Ende November/Anfang Dezember: Zwölfjähriger scheitert mit Anschlägen in Ludwigshafen

Es ist eine weitere Schreckensnachricht - eine, die man kaum glauben mag: Mitte Dezember wird bekannt, dass ein zwölfjähriger Junge in Ludwigshafen in Rheinland-Pfalz versucht haben soll, Anschläge auf den dortigen Weihnachtsmarkt zu verüben. Auf die Spur kommen ihm die Behörden über einen mit Nägeln präparierten Brand- oder Sprengsatz. Zwei Mal scheitert sein tödliches Unterfangen - ob er am Ende zögerte oder seine selbstgebastelten Bomben nicht funktionierten, ist nicht bekannt. Der Junge soll religiös radikalisiert sein und über einen Messenger-Dienst Anweisungen vom IS erhalten haben. Ermittelt wird gegen ihn jedoch nicht, weil er strafunmündig ist. Er befindet sich mittlerweile in der Obhut des Jugendamtes. Der Generalbundesanwalt in Karlsruhe ermittelt im Umfeld des Jungen.

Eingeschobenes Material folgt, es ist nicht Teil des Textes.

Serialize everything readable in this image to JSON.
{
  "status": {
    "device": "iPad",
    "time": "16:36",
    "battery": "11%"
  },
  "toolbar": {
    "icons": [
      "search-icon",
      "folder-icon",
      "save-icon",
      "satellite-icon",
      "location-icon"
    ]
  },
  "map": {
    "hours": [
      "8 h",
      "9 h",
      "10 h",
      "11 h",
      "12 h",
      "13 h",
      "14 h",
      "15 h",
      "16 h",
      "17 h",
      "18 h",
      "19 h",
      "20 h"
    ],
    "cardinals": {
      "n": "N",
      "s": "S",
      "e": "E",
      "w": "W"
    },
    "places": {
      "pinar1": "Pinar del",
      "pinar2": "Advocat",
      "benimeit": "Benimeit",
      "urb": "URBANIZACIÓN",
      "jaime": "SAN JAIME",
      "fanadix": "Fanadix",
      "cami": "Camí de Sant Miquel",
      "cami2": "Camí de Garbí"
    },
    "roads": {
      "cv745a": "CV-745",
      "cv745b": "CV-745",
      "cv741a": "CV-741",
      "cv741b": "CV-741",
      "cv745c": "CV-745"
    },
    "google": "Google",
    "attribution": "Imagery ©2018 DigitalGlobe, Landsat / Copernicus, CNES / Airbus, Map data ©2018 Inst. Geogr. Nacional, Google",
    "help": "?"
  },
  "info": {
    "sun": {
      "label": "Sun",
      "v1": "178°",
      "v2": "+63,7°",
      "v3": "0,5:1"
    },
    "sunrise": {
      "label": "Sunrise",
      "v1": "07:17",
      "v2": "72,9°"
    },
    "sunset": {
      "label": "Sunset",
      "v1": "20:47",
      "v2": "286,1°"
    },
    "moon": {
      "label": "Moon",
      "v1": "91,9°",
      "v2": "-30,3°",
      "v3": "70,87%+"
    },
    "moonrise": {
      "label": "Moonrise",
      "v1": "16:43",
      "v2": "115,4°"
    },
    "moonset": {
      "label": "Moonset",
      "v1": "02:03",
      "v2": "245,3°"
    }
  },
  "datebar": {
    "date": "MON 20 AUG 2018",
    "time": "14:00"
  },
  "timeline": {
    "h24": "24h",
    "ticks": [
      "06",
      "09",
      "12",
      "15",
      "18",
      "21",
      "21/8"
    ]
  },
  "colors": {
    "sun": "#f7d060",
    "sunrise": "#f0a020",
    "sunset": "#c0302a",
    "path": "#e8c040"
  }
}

19. Dezember: Anschlag auf Berliner Weihnachtsmarkt

Der vergangene Dezembermontag bringt den Terror endgültig nach Deutschland: Ein Unbekannter steuert einen eventuell gekaperten Lkw auf den Weihnachtsmarkt am Berliner Breitscheidplatz - mindestens elf Menschen kommen ums Leben, Dutzende werden zum Teil schwer verletzt. Inwieweit der Täter auch für den Tod des ursprünglichen Lastwagenfahrers verantwortlich ist, ist derzeit noch unklar ( hier geht es zum Liveticker).

Ein symbolträchtiges Ziel, viele Opfer: Am Ende kam es so, wie von vielen Terrorexperten befürchtet, trotz aller Bemühungen der deutschen Sicherheitsbehörden. Weihnachten 2016 - ein trauriger Höhepunkt in der deutschen Chronologie des Terrors.